Stimulus dollars put youths on task
The program is placing "money into the pockets of the youth," according to Heather Shogry, Youth Director of the Berkshire County Regional Employment Board Inc., an organization that provides educational opportunities to both employers and employees in the Berkshires.
The primary focus is on "workplace readiness," or teaching youths discipline, responsibilities, and work ethic to show young people how to be successful employees.
The youths are at work at a variety of jobs, ranging from restaurant jobs to environmental projects.
At the South Berkshire Educational Collaborative, in association with Mount Everett Regional High School, kids are working at a fish hatchery under the direction of two environmental scientists.
At Hillcrest Educational Centers in Pittsfield, the jobs include receptionists and technician aides at a dentist's office.
Through the Adams Youth Center Inc., young people have been placed in various jobs -- from bussing to serving -- at restaurants.
In addition to those listed above, other organizations have received a share of the stimulus funds to provide jobs for youth: The Corporation for Public Management, and the Lenox and North Adams public schools.
The youth who were selected had to be income-eligible, meaning their families live at or below the poverty line.
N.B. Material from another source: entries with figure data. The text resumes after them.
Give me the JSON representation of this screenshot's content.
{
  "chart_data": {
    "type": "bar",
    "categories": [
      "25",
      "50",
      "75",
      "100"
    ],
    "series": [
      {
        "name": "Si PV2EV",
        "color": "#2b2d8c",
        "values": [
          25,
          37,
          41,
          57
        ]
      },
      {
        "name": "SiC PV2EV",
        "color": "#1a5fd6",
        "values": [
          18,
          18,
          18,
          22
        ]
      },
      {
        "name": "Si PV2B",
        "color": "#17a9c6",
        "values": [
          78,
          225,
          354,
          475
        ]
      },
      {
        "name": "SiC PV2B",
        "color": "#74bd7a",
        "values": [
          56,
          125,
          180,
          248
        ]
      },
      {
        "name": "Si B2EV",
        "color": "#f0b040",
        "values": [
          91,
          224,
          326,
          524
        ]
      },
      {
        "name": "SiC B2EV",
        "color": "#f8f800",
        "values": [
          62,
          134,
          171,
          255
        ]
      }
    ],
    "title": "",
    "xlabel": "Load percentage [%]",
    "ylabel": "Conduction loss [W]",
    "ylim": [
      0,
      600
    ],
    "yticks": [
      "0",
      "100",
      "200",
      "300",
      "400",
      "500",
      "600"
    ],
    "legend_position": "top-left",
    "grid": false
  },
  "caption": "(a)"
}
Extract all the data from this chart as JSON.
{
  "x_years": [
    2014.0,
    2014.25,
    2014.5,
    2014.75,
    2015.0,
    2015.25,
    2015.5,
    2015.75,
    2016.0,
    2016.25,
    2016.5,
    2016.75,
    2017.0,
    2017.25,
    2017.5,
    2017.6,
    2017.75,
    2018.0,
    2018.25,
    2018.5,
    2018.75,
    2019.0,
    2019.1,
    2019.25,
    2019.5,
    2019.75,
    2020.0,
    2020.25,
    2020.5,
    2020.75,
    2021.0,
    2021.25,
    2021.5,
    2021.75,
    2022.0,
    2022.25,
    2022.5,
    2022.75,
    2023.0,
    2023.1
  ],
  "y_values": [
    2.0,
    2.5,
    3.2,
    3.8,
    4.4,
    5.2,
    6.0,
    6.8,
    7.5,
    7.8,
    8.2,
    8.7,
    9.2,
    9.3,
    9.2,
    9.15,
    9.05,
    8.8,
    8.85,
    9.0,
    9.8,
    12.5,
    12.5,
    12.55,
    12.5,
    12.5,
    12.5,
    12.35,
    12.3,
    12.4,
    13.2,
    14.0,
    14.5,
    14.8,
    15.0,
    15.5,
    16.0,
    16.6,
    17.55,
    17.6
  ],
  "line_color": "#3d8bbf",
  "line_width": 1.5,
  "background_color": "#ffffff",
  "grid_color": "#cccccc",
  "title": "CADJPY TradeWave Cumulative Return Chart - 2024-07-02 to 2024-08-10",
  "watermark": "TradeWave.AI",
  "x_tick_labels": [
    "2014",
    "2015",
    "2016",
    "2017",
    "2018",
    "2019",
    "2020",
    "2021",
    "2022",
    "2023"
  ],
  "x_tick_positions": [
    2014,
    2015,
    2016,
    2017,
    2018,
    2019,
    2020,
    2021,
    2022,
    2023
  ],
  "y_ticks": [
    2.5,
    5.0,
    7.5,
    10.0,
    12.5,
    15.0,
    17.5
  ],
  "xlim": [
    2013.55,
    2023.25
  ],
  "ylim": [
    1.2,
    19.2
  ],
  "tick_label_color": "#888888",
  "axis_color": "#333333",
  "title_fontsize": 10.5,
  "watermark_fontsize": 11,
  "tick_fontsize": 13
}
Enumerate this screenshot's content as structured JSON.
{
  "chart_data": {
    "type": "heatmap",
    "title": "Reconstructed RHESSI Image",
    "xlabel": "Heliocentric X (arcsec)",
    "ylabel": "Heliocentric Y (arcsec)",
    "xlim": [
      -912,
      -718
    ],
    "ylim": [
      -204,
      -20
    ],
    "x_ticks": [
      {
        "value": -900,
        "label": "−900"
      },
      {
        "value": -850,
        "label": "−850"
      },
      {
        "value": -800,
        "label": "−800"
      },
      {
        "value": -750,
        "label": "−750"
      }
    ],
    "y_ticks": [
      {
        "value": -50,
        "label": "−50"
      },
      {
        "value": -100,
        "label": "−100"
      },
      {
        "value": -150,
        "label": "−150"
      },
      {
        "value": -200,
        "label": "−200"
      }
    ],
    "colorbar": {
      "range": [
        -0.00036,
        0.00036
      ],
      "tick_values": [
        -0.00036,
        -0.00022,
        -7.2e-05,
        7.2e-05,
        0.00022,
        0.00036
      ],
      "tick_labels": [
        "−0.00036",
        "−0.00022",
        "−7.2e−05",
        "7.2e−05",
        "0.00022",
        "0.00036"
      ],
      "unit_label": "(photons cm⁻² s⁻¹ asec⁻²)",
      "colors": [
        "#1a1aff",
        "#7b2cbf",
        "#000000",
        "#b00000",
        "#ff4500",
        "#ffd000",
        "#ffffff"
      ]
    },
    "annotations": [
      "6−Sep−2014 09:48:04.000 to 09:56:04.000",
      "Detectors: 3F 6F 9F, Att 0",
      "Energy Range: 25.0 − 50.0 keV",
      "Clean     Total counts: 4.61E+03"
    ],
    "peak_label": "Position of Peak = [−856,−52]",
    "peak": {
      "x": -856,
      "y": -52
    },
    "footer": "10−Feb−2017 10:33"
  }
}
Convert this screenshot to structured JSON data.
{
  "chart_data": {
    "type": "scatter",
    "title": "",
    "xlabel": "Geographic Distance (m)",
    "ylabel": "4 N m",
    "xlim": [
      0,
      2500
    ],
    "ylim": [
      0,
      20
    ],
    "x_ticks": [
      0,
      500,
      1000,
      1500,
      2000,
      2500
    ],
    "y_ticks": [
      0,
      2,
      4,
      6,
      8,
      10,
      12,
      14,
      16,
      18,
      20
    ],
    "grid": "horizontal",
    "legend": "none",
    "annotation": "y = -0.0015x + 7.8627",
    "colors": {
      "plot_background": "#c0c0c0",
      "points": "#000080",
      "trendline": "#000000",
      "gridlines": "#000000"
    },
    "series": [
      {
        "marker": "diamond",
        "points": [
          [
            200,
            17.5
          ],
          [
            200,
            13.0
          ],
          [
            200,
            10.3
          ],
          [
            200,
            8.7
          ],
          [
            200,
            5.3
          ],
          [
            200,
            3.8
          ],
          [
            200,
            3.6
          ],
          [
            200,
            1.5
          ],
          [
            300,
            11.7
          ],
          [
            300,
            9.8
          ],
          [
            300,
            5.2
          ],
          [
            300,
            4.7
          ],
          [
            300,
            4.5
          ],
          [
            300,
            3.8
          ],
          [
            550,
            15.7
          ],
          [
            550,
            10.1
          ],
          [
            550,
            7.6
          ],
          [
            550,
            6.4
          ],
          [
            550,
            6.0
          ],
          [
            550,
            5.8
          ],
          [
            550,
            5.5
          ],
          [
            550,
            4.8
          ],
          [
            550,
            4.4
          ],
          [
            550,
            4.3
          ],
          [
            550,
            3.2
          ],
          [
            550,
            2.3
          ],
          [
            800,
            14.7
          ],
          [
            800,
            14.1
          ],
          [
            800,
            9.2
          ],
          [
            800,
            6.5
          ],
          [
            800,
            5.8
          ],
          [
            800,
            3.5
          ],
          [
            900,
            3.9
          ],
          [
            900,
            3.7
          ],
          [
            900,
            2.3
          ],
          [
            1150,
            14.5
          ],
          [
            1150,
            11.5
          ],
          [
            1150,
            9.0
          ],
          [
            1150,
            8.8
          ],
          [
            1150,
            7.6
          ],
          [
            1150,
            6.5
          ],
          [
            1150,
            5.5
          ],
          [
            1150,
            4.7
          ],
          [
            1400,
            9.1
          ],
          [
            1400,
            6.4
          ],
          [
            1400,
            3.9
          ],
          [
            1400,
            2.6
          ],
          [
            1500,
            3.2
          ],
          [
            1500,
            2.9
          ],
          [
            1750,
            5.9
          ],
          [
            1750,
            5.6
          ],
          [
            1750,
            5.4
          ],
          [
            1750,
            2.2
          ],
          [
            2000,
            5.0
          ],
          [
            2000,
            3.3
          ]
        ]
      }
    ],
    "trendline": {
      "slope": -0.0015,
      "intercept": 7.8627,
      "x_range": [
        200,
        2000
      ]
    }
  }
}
Their ages range from 14 to 24; they were placed in jobs based on their interests and what jobs were close to their homes. For some youths, their employment started in June and for others it started in July. Their terms of employment last 4 to 6 weeks.
The federal stimulus money pays their wages. The program puts money into the hands of youth, builds their interest in becoming part of the workforce, and pumps money into the local economy, since the kids will spend their wages within the community.
The employers were chosen by the Regional Employment Board's Youth Council Proposal Committee.
The funds come from the federal American Recovery and Reinvestment Act, and then cascades through various offices starting with the U.S. Department of Labor, then the state Executive Office of Labor and Workforce Development, and the Workforce Investment Boards, before it's finally distributed to county organizations, such as the Berkshire County Regional Employment Board, and into the youths' paychecks.
There is little hope for another round of this federal stimulus funding next summer, but Shogry said there are other ongoing state-funded youth employment programs which have been in existence for multiple years.